Peter Breuer My understanding is that Maged is speaking of graphs in which each vertex has degree two, so disjoint unions of cycles. If we allow cycles of length one or two, then his observation will be correct.

Let P(n) be the number of partitions of the positive integer n. P(1)=1, P(2)=2, P(3)=3, P(4)=5, P(5)=7, P(6)=11, and P(7)=15. There is one undirected graph of one vertex of degree 2, two graphs of two vertices each of degree 2, three graphs on 3 vertices each of degree 2, and ..., there are 15 graphs of order 7 each of degree 2(as P(7)=15).

We mean by an undirected graph, which allows loops and multiple edges, often called psuedograph.
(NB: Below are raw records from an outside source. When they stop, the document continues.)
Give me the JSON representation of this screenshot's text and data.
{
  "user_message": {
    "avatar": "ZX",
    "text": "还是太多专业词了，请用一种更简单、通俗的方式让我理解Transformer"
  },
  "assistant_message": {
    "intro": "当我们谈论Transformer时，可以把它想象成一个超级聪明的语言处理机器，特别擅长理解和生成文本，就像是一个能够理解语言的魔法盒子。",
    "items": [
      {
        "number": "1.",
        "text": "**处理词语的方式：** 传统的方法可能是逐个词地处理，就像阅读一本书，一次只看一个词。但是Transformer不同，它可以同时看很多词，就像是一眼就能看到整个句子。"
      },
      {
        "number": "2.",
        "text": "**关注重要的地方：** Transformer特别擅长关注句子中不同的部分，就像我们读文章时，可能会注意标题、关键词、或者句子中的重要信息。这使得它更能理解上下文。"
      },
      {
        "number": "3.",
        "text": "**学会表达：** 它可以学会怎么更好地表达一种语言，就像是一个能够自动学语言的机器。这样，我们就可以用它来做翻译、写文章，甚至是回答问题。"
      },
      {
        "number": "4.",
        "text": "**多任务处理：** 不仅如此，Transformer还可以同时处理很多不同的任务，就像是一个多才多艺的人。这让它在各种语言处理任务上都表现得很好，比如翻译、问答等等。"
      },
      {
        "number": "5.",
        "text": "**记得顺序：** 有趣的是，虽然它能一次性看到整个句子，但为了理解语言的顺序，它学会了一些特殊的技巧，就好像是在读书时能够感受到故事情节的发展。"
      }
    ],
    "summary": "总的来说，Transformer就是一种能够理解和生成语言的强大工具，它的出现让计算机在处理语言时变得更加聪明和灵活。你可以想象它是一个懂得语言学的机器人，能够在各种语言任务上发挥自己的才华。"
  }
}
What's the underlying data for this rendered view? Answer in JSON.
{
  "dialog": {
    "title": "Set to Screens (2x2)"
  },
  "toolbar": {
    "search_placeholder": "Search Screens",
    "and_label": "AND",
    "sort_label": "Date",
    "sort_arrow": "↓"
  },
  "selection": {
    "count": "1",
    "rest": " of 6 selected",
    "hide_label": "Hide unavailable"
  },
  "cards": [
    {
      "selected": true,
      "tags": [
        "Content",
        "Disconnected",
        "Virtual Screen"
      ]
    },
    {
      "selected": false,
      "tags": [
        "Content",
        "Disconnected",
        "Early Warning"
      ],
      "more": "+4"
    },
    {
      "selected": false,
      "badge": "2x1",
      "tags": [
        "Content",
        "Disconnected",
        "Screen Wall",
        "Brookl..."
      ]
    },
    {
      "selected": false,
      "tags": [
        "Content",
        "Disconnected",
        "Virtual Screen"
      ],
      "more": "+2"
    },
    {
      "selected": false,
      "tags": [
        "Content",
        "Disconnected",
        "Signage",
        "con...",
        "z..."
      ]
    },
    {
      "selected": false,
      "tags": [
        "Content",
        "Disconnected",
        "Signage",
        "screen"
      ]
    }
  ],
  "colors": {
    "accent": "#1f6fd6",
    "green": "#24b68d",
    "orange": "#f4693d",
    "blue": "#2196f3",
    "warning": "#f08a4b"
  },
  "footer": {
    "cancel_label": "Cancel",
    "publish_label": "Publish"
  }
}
Let's consider the case n=4. There are 5 graphs of degree sequence 2,2,2,2. That consists of four vertices each of degree 2, which are: 1- the graph consists of four disjoint loops, 2- the graph consists of 2 disjoint loops and 2 multiple edges, 3- the graph consists of the disjoint union of two multiple edges, 4- the graph consists of the disjoint union of a loop and a cycle of length 3, and 5- the cycle of length 4.

Peter Breuer Remember that loops by convention typically count as two towards the degree of the vertex that they are attached to :) So the correspondence is natural for pseudographs.